Na última
semana de agosto de 2018, foi realizado em Varginha o VIII Festival de Arte e Cultura do CEFET (Unidade Varginha-MG), cujo tema
era Arte e Tecnologia. O evento contou com a participação da Academia
Varginhense de Letras, Artes e Ciências (AVLAC) em inúmeras atividades, envolvendo alunos e a própria comunidade.
Em uma bela e
profícua parceria que gerou muitas ideias, diversidade, riqueza de opiniões e
propostas, o evento conseguiu fazer uma celebração da arte e da
cultura na vida estudantil, como deveria ocorrer no cotidiano das escolas, em
geral, porque, afinal, a vida não pode ser segmentada por assuntos
estanques porque, no fundo, nada está desconectado.

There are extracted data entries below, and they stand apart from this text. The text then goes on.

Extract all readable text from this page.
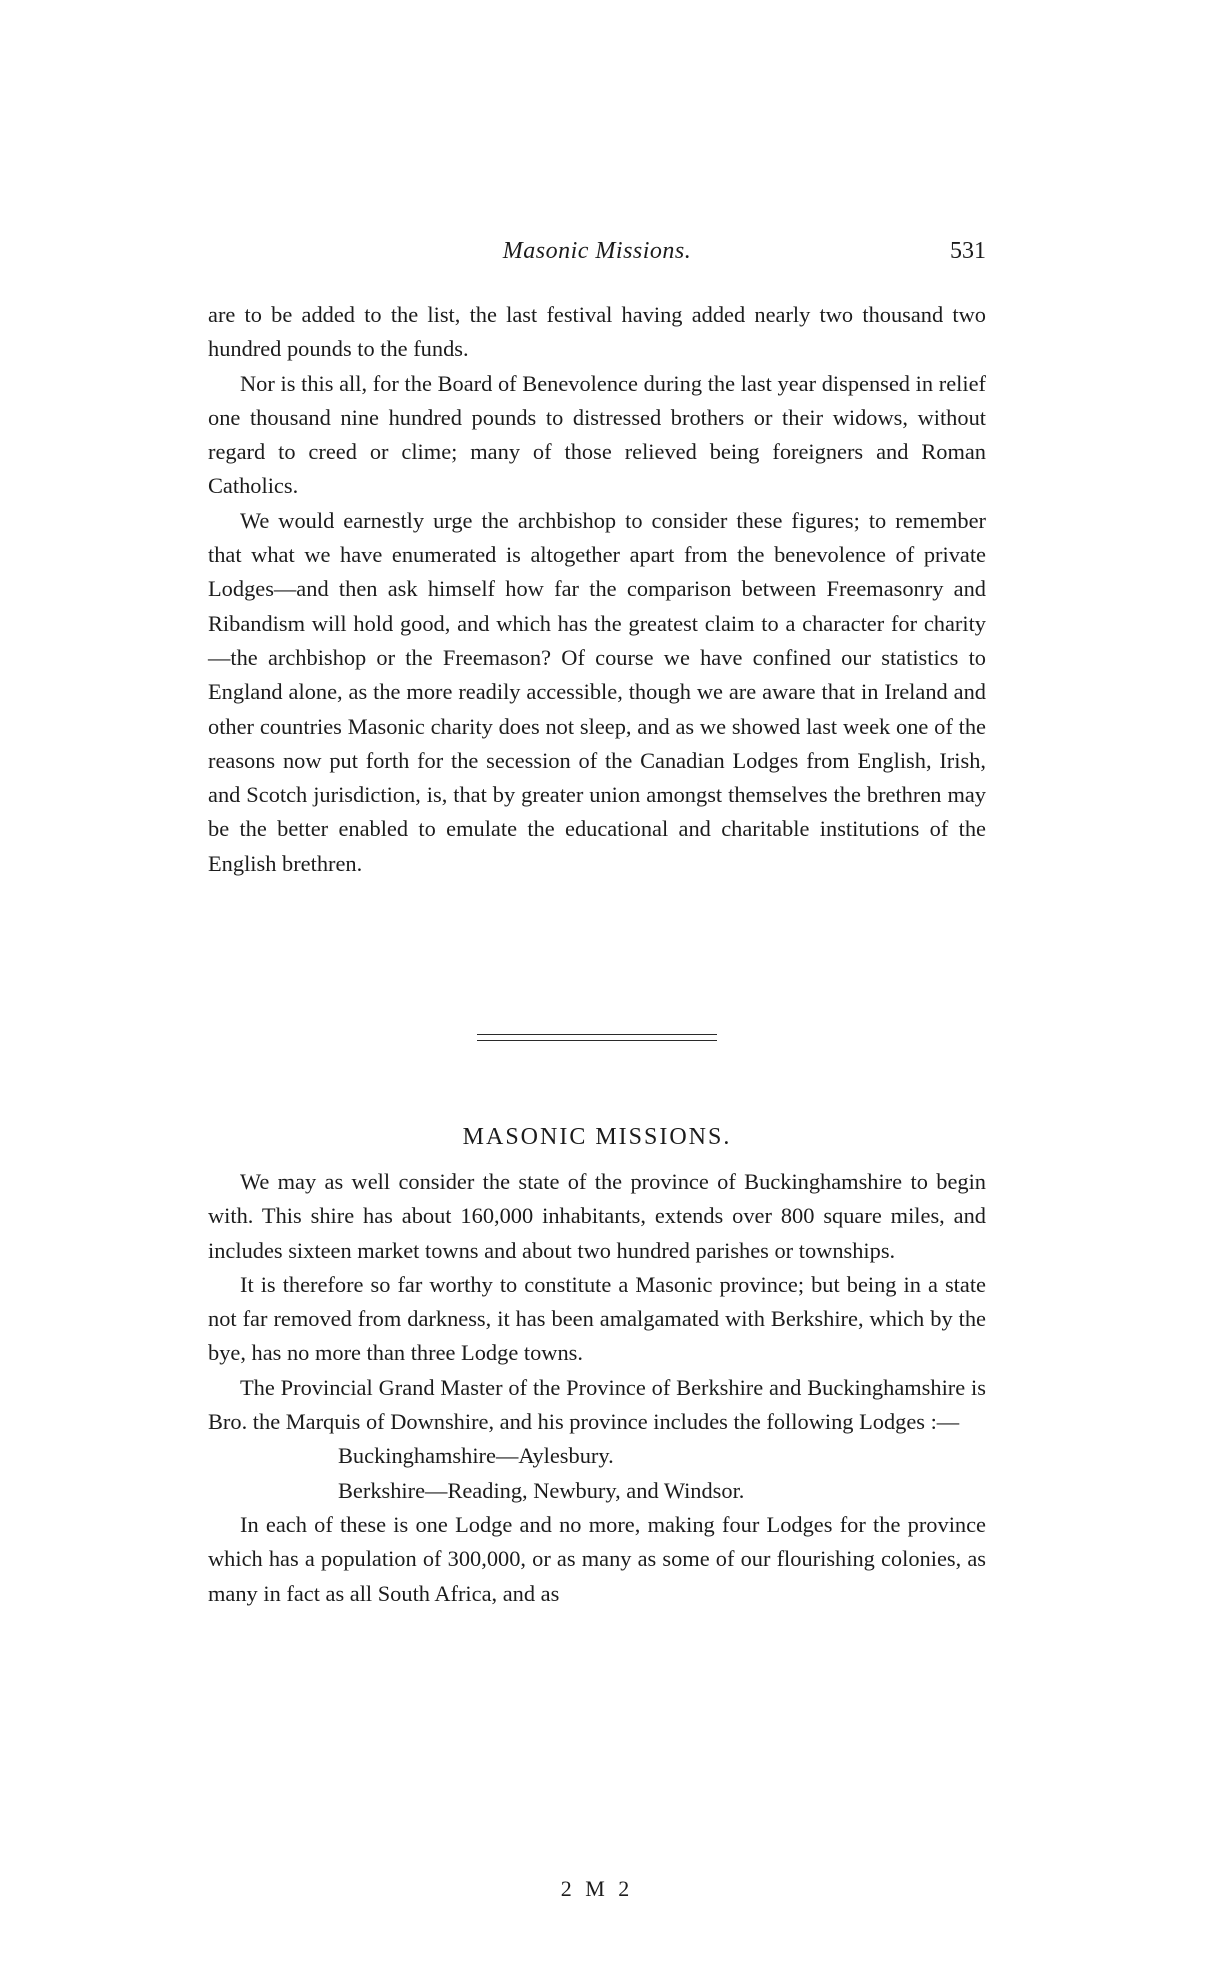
Masonic Missions.	531

are to be added to the list, the last festival having added nearly two thousand two hundred pounds to the funds.

Nor is this all, for the Board of Benevolence during the last year dispensed in relief one thousand nine hundred pounds to distressed brothers or their widows, without regard to creed or clime; many of those relieved being foreigners and Roman Catholics.

We would earnestly urge the archbishop to consider these figures; to remember that what we have enumerated is altogether apart from the benevolence of private Lodges—and then ask himself how far the comparison between Freemasonry and Ribandism will hold good, and which has the greatest claim to a character for charity—the archbishop or the Freemason? Of course we have confined our statistics to England alone, as the more readily accessible, though we are aware that in Ireland and other countries Masonic charity does not sleep, and as we showed last week one of the reasons now put forth for the secession of the Canadian Lodges from English, Irish, and Scotch jurisdiction, is, that by greater union amongst themselves the brethren may be the better enabled to emulate the educational and charitable institutions of the English brethren.

MASONIC MISSIONS.

We may as well consider the state of the province of Buckinghamshire to begin with. This shire has about 160,000 inhabitants, extends over 800 square miles, and includes sixteen market towns and about two hundred parishes or townships.

It is therefore so far worthy to constitute a Masonic province; but being in a state not far removed from darkness, it has been amalgamated with Berkshire, which by the bye, has no more than three Lodge towns.

The Provincial Grand Master of the Province of Berkshire and Buckinghamshire is Bro. the Marquis of Downshire, and his province includes the following Lodges :—

Buckinghamshire—Aylesbury.

Berkshire—Reading, Newbury, and Windsor.

In each of these is one Lodge and no more, making four Lodges for the province which has a population of 300,000, or as many as some of our flourishing colonies, as many in fact as all South Africa, and as

2 M 2
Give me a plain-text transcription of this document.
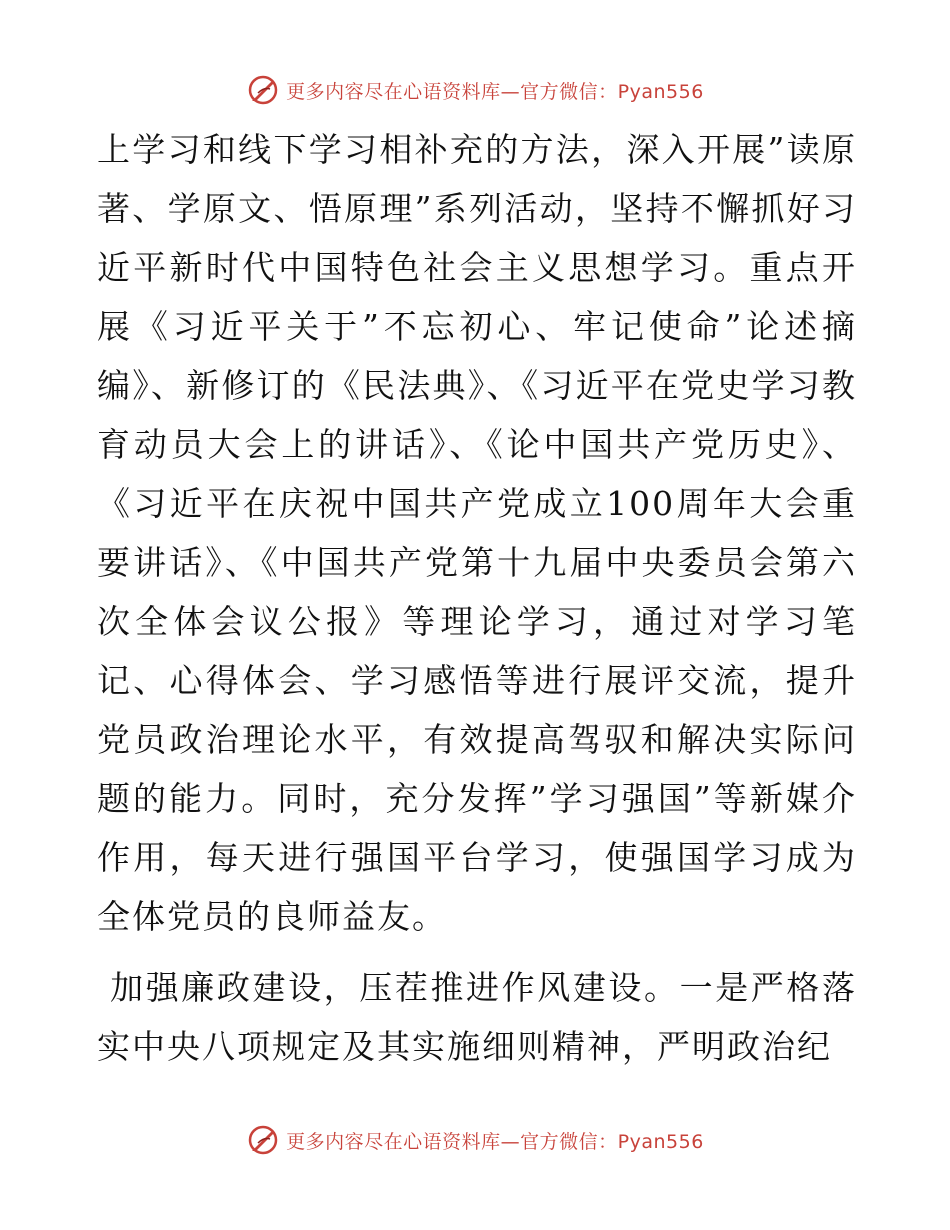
更多内容尽在心语资料库—官方微信：Pyan556

上学习和线下学习相补充的方法，深入开展”读原著、学原文、悟原理”系列活动，坚持不懈抓好习近平新时代中国特色社会主义思想学习。重点开展《习近平关于”不忘初心、牢记使命”论述摘编》、新修订的《民法典》、《习近平在党史学习教育动员大会上的讲话》、《论中国共产党历史》、《习近平在庆祝中国共产党成立100周年大会重要讲话》、《中国共产党第十九届中央委员会第六次全体会议公报》等理论学习，通过对学习笔记、心得体会、学习感悟等进行展评交流，提升党员政治理论水平，有效提高驾驭和解决实际问题的能力。同时，充分发挥”学习强国”等新媒介作用，每天进行强国平台学习，使强国学习成为全体党员的良师益友。

加强廉政建设，压茬推进作风建设。一是严格落实中央八项规定及其实施细则精神，严明政治纪

更多内容尽在心语资料库—官方微信：Pyan556
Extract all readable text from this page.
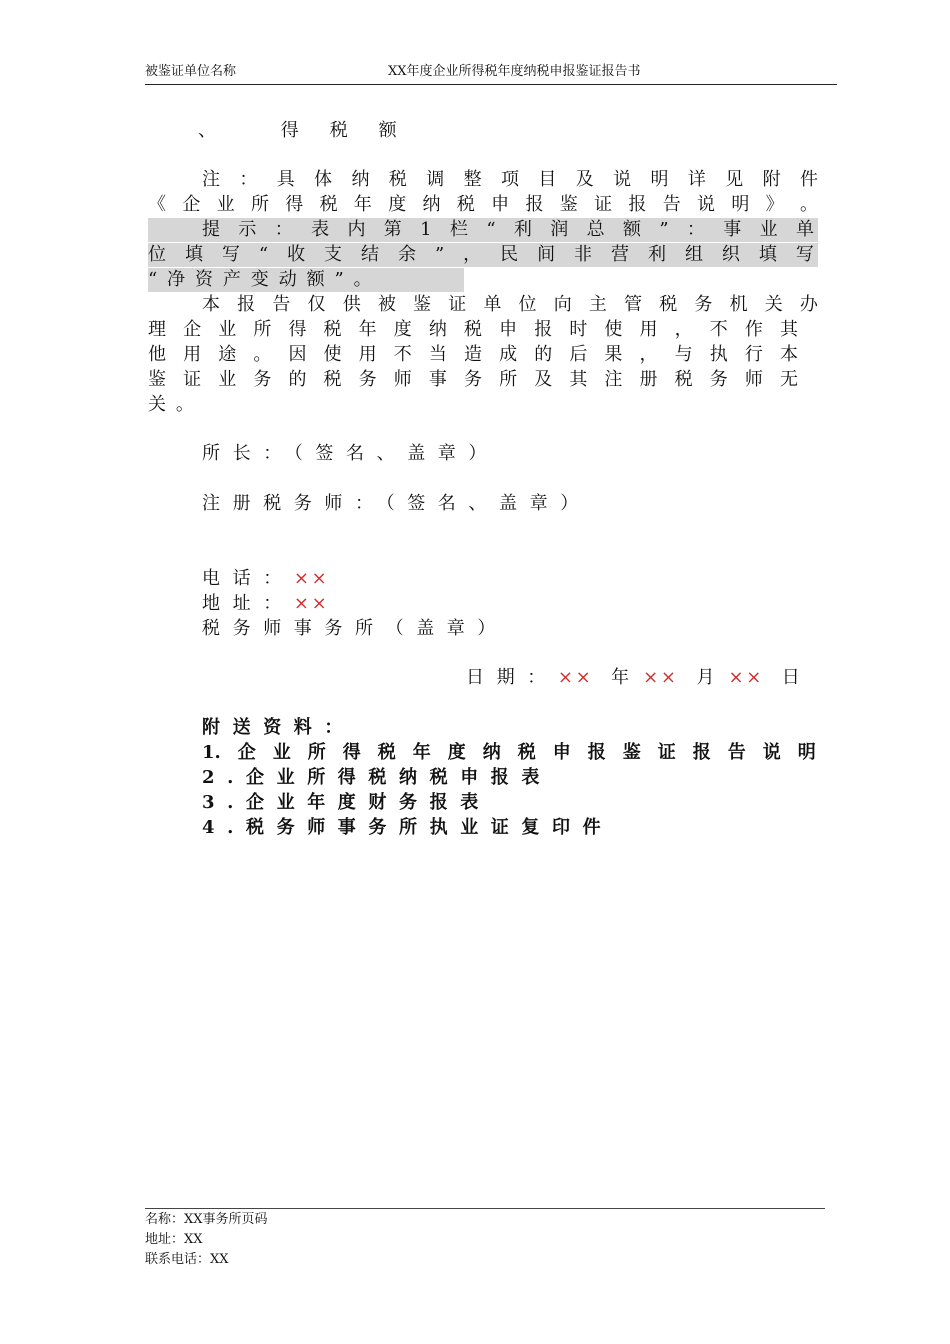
被鉴证单位名称	XX年度企业所得税年度纳税申报鉴证报告书
、　　得 税 额
注 ： 具 体 纳 税 调 整 项 目 及 说 明 详 见 附 件
《 企 业 所 得 税 年 度 纳 税 申 报 鉴 证 报 告 说 明 》 。
提 示 ： 表 内 第 1 栏 “ 利 润 总 额 ” ： 事 业 单
位 填 写 “ 收 支 结 余 ” ， 民 间 非 营 利 组 织 填 写
“净资产变动额”。
本 报 告 仅 供 被 鉴 证 单 位 向 主 管 税 务 机 关 办
理 企 业 所 得 税 年 度 纳 税 申 报 时 使 用 ， 不 作 其
他 用 途 。 因 使 用 不 当 造 成 的 后 果 ， 与 执 行 本
鉴 证 业 务 的 税 务 师 事 务 所 及 其 注 册 税 务 师 无
关。
所长：（签名、盖章）
注册税务师：（签名、盖章）
电话：××
地址：××
税务师事务所（盖章）
日期：×× 年 ×× 月 ×× 日
附送资料：
1. 企 业 所 得 税 年 度 纳 税 申 报 鉴 证 报 告 说 明
2.企业所得税纳税申报表
3.企业年度财务报表
4.税务师事务所执业证复印件
名称：XX事务所页码
地址：XX
联系电话：XX
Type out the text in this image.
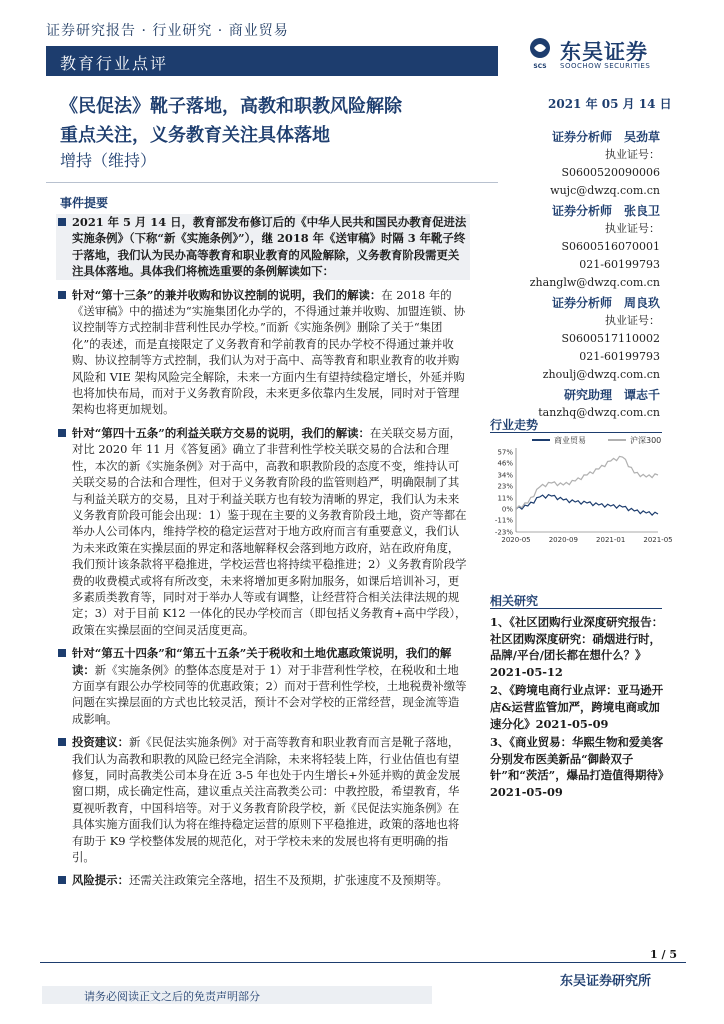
证券研究报告 · 行业研究 · 商业贸易
教育行业点评	SCS
东吴证券
SOOCHOW SECURITIES
《民促法》靴子落地，高教和职教风险解除
重点关注，义务教育关注具体落地
增持（维持）
2021 年 05 月 14 日
证券分析师　吴劲草
执业证号：S0600520090006
wujc@dwzq.com.cn
证券分析师　张良卫
执业证号：S0600516070001
021-60199793
zhanglw@dwzq.com.cn
证券分析师　周良玖
执业证号：S0600517110002
021-60199793
zhoulj@dwzq.com.cn
研究助理　谭志千
tanzhq@dwzq.com.cn
事件提要
2021 年 5 月 14 日，教育部发布修订后的《中华人民共和国民办教育促进法实施条例》（下称“新《实施条例》”），继 2018 年《送审稿》时隔 3 年靴子终于落地，我们认为民办高等教育和职业教育的风险解除，义务教育阶段需更关注具体落地。具体我们将梳选重要的条例解读如下：
针对“第十三条”的兼并收购和协议控制的说明，我们的解读：在 2018 年的《送审稿》中的描述为“实施集团化办学的，不得通过兼并收购、加盟连锁、协议控制等方式控制非营利性民办学校。”而新《实施条例》删除了关于“集团化”的表述，而是直接限定了义务教育和学前教育的民办学校不得通过兼并收购、协议控制等方式控制，我们认为对于高中、高等教育和职业教育的收并购风险和 VIE 架构风险完全解除，未来一方面内生有望持续稳定增长，外延并购也将加快布局，而对于义务教育阶段，未来更多依靠内生发展，同时对于管理架构也将更加规划。
针对“第四十五条”的利益关联方交易的说明，我们的解读：在关联交易方面，对比 2020 年 11 月《答复函》确立了非营利性学校关联交易的合法和合理性，本次的新《实施条例》对于高中，高教和职教阶段的态度不变，维持认可关联交易的合法和合理性，但对于义务教育阶段的监管则趋严，明确限制了其与利益关联方的交易，且对于利益关联方也有较为清晰的界定，我们认为未来义务教育阶段可能会出现：1）鉴于现在主要的义务教育阶段土地，资产等都在举办人公司体内，维持学校的稳定运营对于地方政府而言有重要意义，我们认为未来政策在实操层面的界定和落地解释权会落到地方政府，站在政府角度，我们预计该条款将平稳推进，学校运营也将持续平稳推进；2）义务教育阶段学费的收费模式或将有所改变，未来将增加更多附加服务，如课后培训补习，更多素质类教育等，同时对于举办人等或有调整，让经营符合相关法律法规的规定；3）对于目前 K12 一体化的民办学校而言（即包括义务教育+高中学段），政策在实操层面的空间灵活度更高。
针对“第五十四条”和“第五十五条”关于税收和土地优惠政策说明，我们的解读：新《实施条例》的整体态度是对于 1）对于非营利性学校，在税收和土地方面享有跟公办学校同等的优惠政策；2）而对于营利性学校，土地税费补缴等问题在实操层面的方式也比较灵活，预计不会对学校的正常经营，现金流等造成影响。
投资建议：新《民促法实施条例》对于高等教育和职业教育而言是靴子落地，我们认为高教和职教的风险已经完全消除，未来将轻装上阵，行业估值也有望修复，同时高教类公司本身在近 3-5 年也处于内生增长+外延并购的黄金发展窗口期，成长确定性高，建议重点关注高教类公司：中教控股，希望教育，华夏视听教育，中国科培等。对于义务教育阶段学校，新《民促法实施条例》在具体实施方面我们认为将在维持稳定运营的原则下平稳推进，政策的落地也将有助于 K9 学校整体发展的规范化，对于学校未来的发展也将有更明确的指引。
风险提示：还需关注政策完全落地，招生不及预期，扩张速度不及预期等。
行业走势
商业贸易	沪深300
57%
46%
34%
23%
11%
0%
-11%
-23%
2020-05	2020-09	2021-01	2021-05
相关研究
1、《社区团购行业深度研究报告：社区团购深度研究：硝烟进行时，品牌/平台/团长都在想什么？》2021-05-12
2、《跨境电商行业点评：亚马逊开店&运营监管加严，跨境电商或加速分化》2021-05-09
3、《商业贸易：华熙生物和爱美客分别发布医美新品“御龄双子针”和“茨活”，爆品打造值得期待》2021-05-09
1 / 5
东吴证券研究所
请务必阅读正文之后的免责声明部分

A formação de um estudante
deve ser ampla, abrangente e inclusiva para permitir o desenvolvimento do pensamento crítico, tão em falta em nosso mundo.
A parceria da
AVLAC se concretizou, por exemplo, na bela exposição de abertura, com fotos
trabalhadas digitalmente, oficinas de literatura e plastimodelismo, no roteiro
de monólogo de
Oneyda Alvarenga, criado especialmente por um acadêmico para ser encenado por uma aluna do CEFET, no concurso de curtas-metragens, na nova montagem da
exposição sobre Oneyda Alvarenga e na participação em um sarau literário.
Nesta última
atividade, coube a mim falar um pouco do último livro da pesquisadora e também
acadêmica, Valquíria Maroti Carozze. O livro é Mário, o modernista a caráter,
de cujo lançamento já falei mais de uma vez aqui no blog. A seguir, um
breve relato dessa fala.
A autora:
Valquíria
Maroti Carozze, escritora e
pesquisadora, com formação em Biblioteconomia e Documentação (Comunicação e
Artes / ECA-USP);
2012 - Mestre em
Filosofia em Culturas e Identidades Brasileiras pelo IEB-USP, com a dissertação
“A menina boba e a Discoteca”, adaptada em livro.
2014 – Lança “Oneyda
Alvarenga: da poesia ao mosaico das audições” (São Paulo: Alameda, 2014), um
trabalho único, denso e de referência sobre a vida e obra de Oneyda Alvarenga, essencial
para a história da cultura, da música e do folclore musical no Brasil e,
também, para a história de Varginha.
2015 – Lança o
mesmo livro em Varginha-MG, com a palestra “Perfis de Oneyda Alvarenga aluna de
Mário de Andrade: musicóloga, diretora da Discoteca Pública Municipal de São
Paulo”.
Os personagens:
• Oneyda
Alvarenga, filha de Varginha, aluna discípula e colaboradora de Mário de Andrade na pesquisa e documentação da nossa tradição musical; é
também tema da exposição intitulada “Oneyda Alvarenga & Eu”.
• Mário de
Andrade, o grande intelectual modernista, crítico de arte e musicólogo, pioneiro
na identificação, documentação e valorização de nossa cultura musical. Ao ser empossado
Diretor do então Departamento de Cultura de São Paulo, logo nomeou Sérgio
Milliet para a direção da Biblioteca Pública Municipal e Oneyda para Discoteca.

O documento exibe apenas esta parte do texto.